SREENIVASAN: How much of mastery is time, repetition, experience? I mean, we’ve heard that idea that it takes 10,000 hours to become a master or something or good at something, but not all masters or not all people that reach exceptional skill at something have necessarily put in that 10,000 hours in that skill.

GOPNIK: I think it’s — look, it’s a complicated dialogue, right, between what we properly call it natural talent, because we all know what that is. You know, we all saw the one kid in fourth grade who could draw like a wizard, that girl has a different set of talents than I do. But at the same time, we all also know that almost everything is susceptible to perseverance and effort. You know, Miles Davis maybe the greatest jazz trumpet player, was not what anybody thought of as a terribly talented jazz player when he first came up. But his musical imagination was so exacting and so original that he could glom onto find new ways of playing all the time. You know, talent is a real thing. Picasso was insanely talented draftsman, a draftsman of genius. Cezanne was not. Cezanne just had his genius. And if Cezanne were at your shoulder telling you were to make every mark, you and I could do it. We couldn’t see it adequately, but we could do it. And again, it’s that dialogue between imagination and technical virtuosity that we recognize as art.

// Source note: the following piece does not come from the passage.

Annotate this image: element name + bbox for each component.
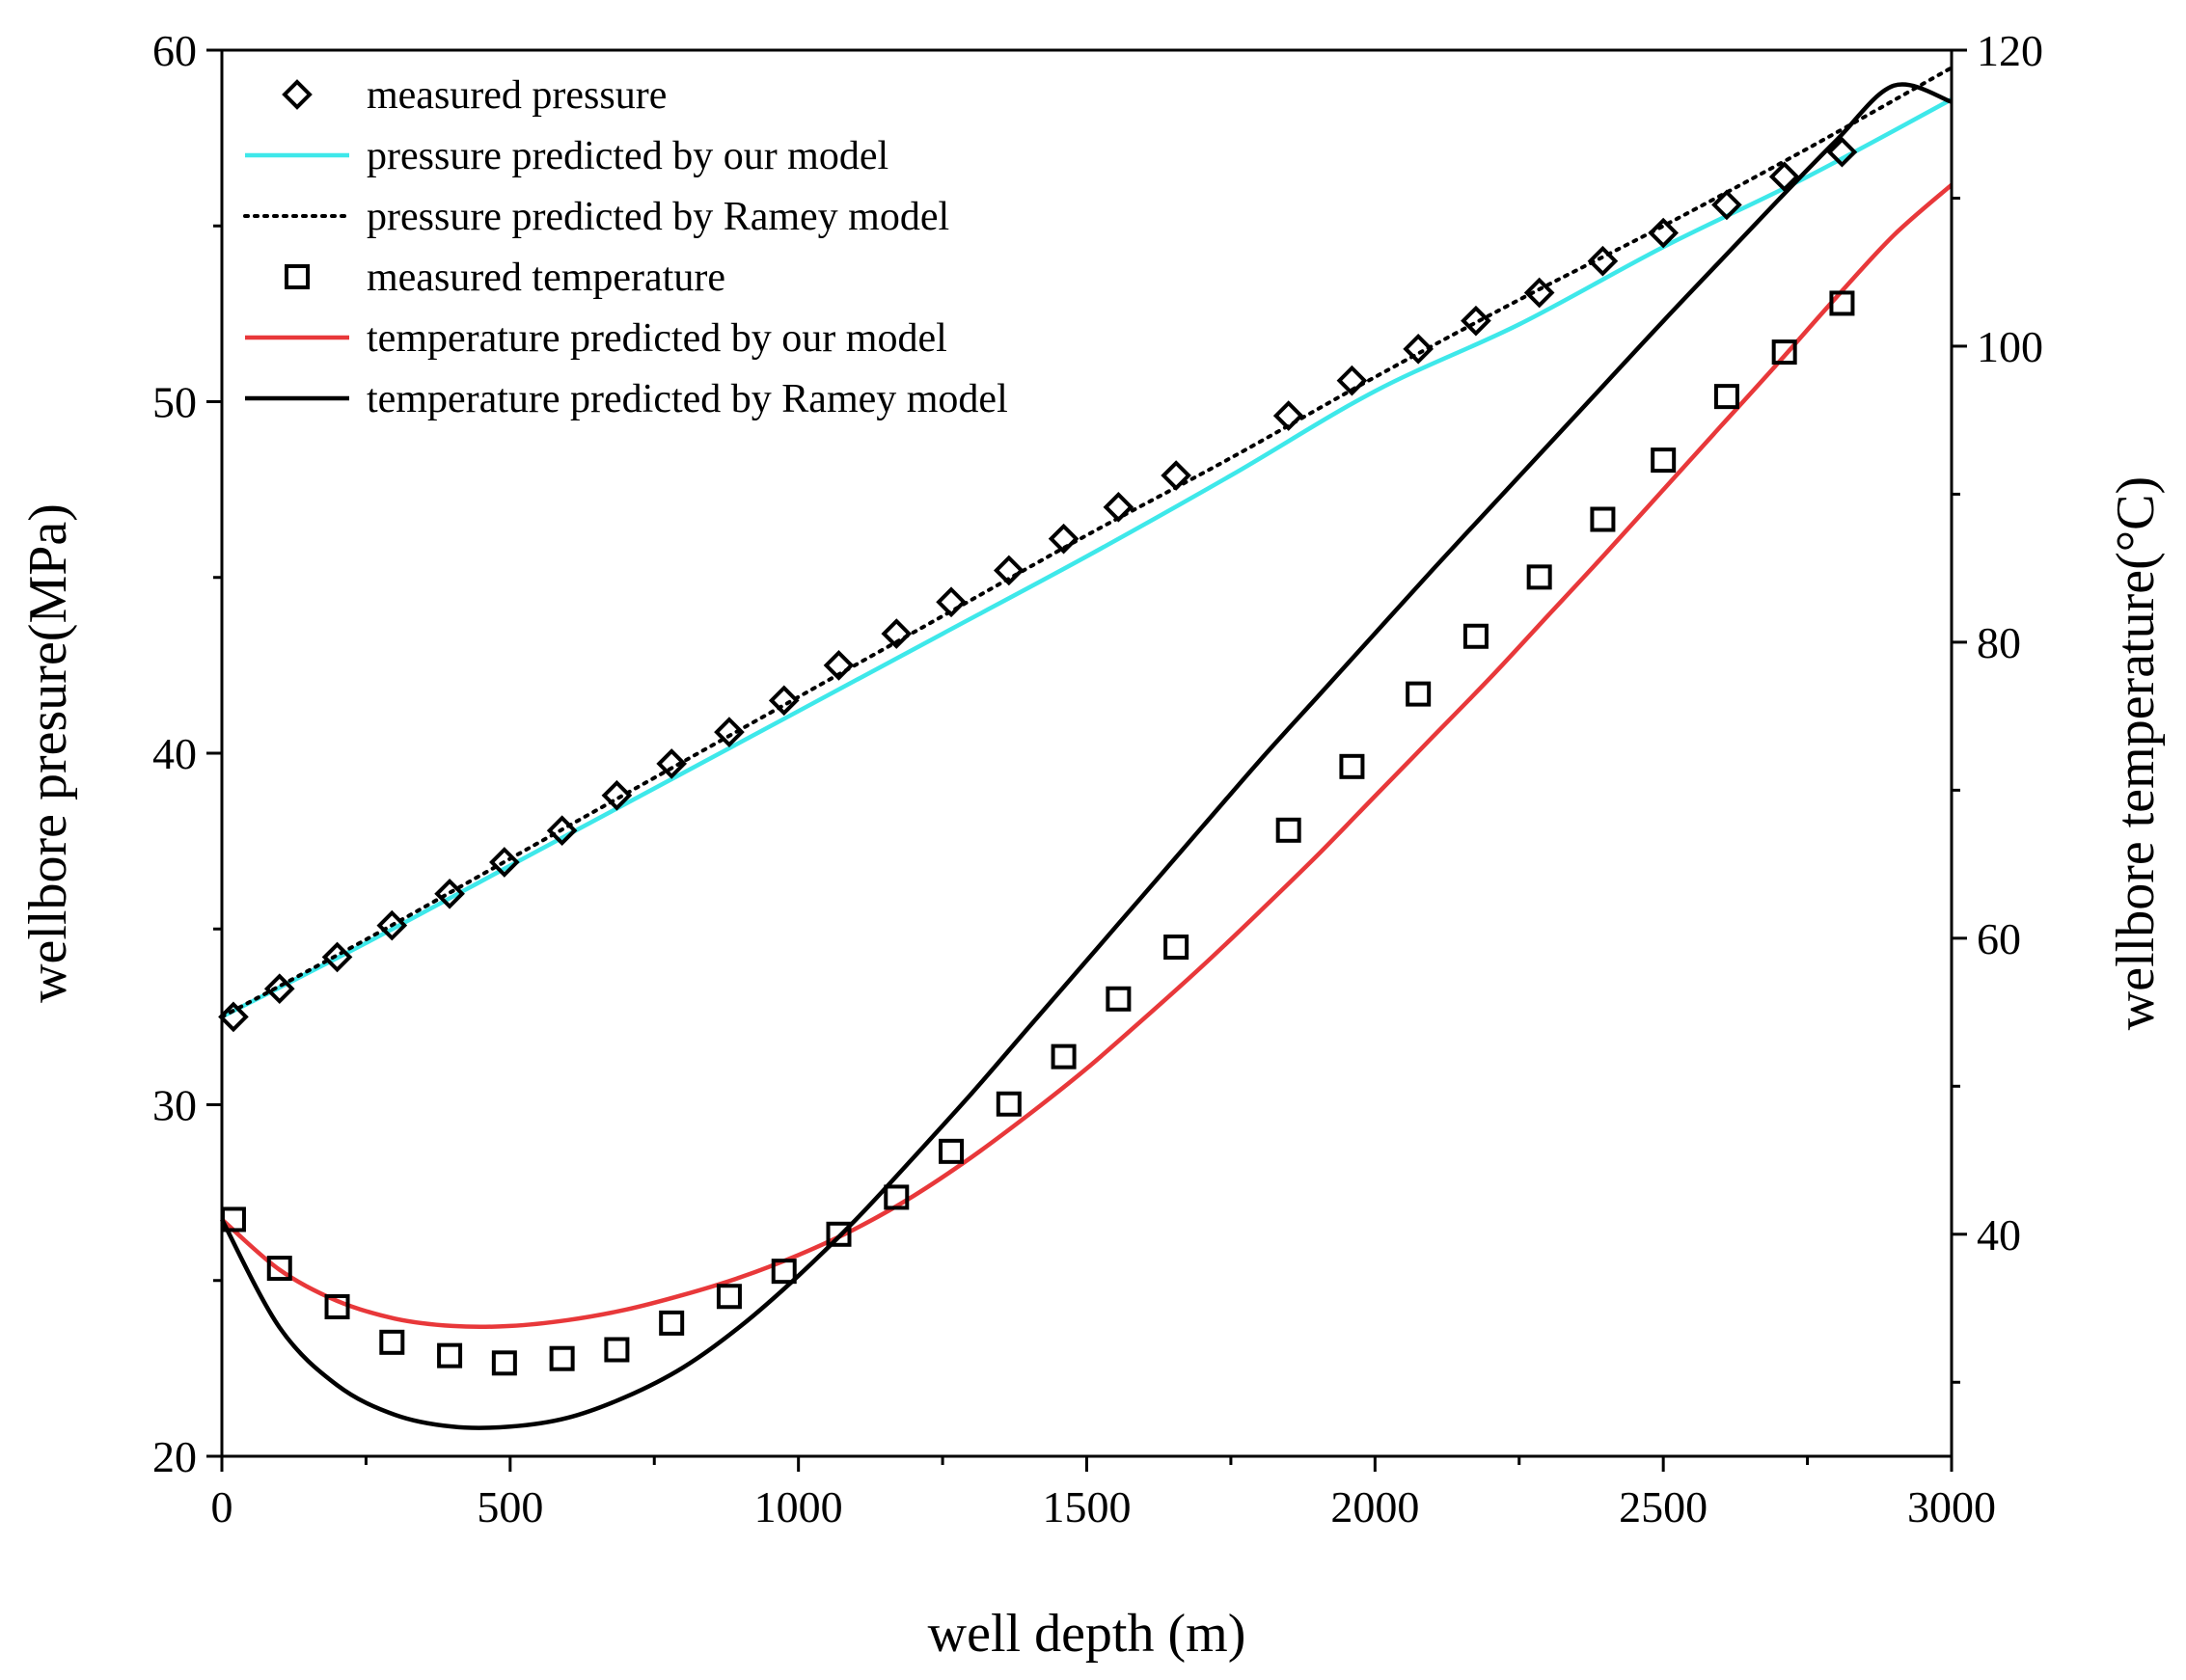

SREENIVASAN: Do the masters you’ve spoken with think that they are?

GOPNIK: No, in my experience, Hari, perpetual dissatisfaction is the surest sign of actual mastery. I’ve never known anyone who is really good at something, and I’ll include myself here, who thinks that they are — you know, who thinks that they’re finally very good. I wrote once about a great winemaker that — who is always dissatisfied with the wine he makes, is that we can — we all judge other people by the scale of their accomplishments. But they judge themselves, as we judge ourselves, by the original scale of our ambitions. And the space always between our ambitions and our accomplishments internally is enormous no matter how big those accomplishments are. So, I would say that perpetual unhappiness with the scale of your accomplishments compared to your original ambitions is the surest sign a mastery.

SREENIVASAN: Author Adam Gopnik, the title of the book is “The Real Work: On the Mystery of Mastery,” thank so much for joining us.

GOPNIK: It’s a pleasure talking to you, Hari.